Он не потрудился остановиться. Он слышал, как она стремительно рванула вперед позади него, почти способная продолжать в том же темпе.
— Томас, вы не можете, — она часто дышала, запыхавшись, поскольку, мчась за ним, перескакивала через ступеньку.
Он остановился и повернулся. И даже усмехнулся. Действительно, это было почти забавно.
— Дом принадлежит мне, — сказал он. — Я могу делать все, что захочу.
Он быстро пересек длинный ковер, сделав паузу у двери своей бабушки, удачно приоткрытой, чтобы легче было войти.
— Что вы надумали сделать? — рявкунул он, добравшись до ее кровати.

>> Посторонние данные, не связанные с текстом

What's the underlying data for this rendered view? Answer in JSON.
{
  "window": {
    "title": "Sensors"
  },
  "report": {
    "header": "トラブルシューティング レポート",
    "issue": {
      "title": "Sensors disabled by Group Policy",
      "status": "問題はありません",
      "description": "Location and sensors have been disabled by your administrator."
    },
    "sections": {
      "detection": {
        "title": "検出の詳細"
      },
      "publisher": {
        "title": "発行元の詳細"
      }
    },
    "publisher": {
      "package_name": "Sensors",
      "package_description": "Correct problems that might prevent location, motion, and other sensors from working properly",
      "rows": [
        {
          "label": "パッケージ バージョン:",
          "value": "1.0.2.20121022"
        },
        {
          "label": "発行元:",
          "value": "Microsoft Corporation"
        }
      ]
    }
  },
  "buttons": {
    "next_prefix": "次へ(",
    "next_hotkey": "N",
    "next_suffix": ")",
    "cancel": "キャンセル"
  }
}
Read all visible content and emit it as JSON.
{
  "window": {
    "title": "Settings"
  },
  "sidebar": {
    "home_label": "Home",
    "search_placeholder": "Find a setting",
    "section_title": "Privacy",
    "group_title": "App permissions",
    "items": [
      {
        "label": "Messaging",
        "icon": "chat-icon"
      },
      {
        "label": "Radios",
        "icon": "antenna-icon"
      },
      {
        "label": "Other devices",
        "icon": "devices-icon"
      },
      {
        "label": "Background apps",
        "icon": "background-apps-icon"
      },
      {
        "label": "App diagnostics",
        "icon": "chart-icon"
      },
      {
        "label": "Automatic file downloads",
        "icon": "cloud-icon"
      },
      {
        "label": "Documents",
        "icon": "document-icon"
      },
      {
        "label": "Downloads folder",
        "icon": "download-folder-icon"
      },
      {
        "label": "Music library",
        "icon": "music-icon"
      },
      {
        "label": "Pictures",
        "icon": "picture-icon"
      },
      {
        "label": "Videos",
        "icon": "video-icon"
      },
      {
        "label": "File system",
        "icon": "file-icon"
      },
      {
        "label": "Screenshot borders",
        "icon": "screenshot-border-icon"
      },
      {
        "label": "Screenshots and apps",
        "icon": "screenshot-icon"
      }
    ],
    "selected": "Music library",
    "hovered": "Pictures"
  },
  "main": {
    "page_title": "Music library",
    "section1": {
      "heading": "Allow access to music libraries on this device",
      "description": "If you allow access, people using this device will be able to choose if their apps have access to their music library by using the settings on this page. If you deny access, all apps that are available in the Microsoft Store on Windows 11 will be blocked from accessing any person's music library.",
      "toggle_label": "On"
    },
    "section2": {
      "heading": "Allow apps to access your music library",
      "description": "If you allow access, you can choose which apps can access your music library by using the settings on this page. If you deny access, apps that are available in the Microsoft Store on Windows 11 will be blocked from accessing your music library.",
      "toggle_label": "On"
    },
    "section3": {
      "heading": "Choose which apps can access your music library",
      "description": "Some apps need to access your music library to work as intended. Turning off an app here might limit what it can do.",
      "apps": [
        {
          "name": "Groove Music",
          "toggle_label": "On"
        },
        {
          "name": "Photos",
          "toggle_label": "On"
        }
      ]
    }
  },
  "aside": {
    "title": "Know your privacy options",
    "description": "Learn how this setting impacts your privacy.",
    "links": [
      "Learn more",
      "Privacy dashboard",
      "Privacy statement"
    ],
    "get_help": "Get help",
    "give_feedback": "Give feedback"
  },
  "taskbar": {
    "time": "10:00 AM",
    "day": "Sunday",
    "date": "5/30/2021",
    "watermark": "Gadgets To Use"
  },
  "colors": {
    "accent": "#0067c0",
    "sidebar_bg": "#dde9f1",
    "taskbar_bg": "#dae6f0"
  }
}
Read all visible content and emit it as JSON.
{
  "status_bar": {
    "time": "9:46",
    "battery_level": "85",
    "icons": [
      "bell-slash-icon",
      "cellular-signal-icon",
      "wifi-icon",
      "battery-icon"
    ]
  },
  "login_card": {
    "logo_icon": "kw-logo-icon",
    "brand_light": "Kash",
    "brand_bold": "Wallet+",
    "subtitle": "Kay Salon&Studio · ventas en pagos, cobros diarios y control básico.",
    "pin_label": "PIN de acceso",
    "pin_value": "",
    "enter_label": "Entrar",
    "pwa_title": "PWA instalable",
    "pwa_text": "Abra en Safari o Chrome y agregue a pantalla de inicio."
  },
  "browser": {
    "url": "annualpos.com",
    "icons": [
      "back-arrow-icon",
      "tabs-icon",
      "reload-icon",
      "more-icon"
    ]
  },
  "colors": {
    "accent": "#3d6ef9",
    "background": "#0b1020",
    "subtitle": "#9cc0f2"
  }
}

Но его бабушка выглядела так…
Необычно.
Ее глазам недоставало ее обычной твердости, и по правде сказать, она не вполне походила на ведьму, чтобы напоминать ту Августу Кэвендиш, которую он знал и совсем не любил.
— О боже, — вырвалось у него, — вы в порядке?
— Где мисс Эверсли? — спросила его бабушка, а ее глаза отчаянно забегали по комнате в поисках компаньонки.
— Я здесь, — сказала Грейс, скользнув через комнату к другой стороне ее кровати.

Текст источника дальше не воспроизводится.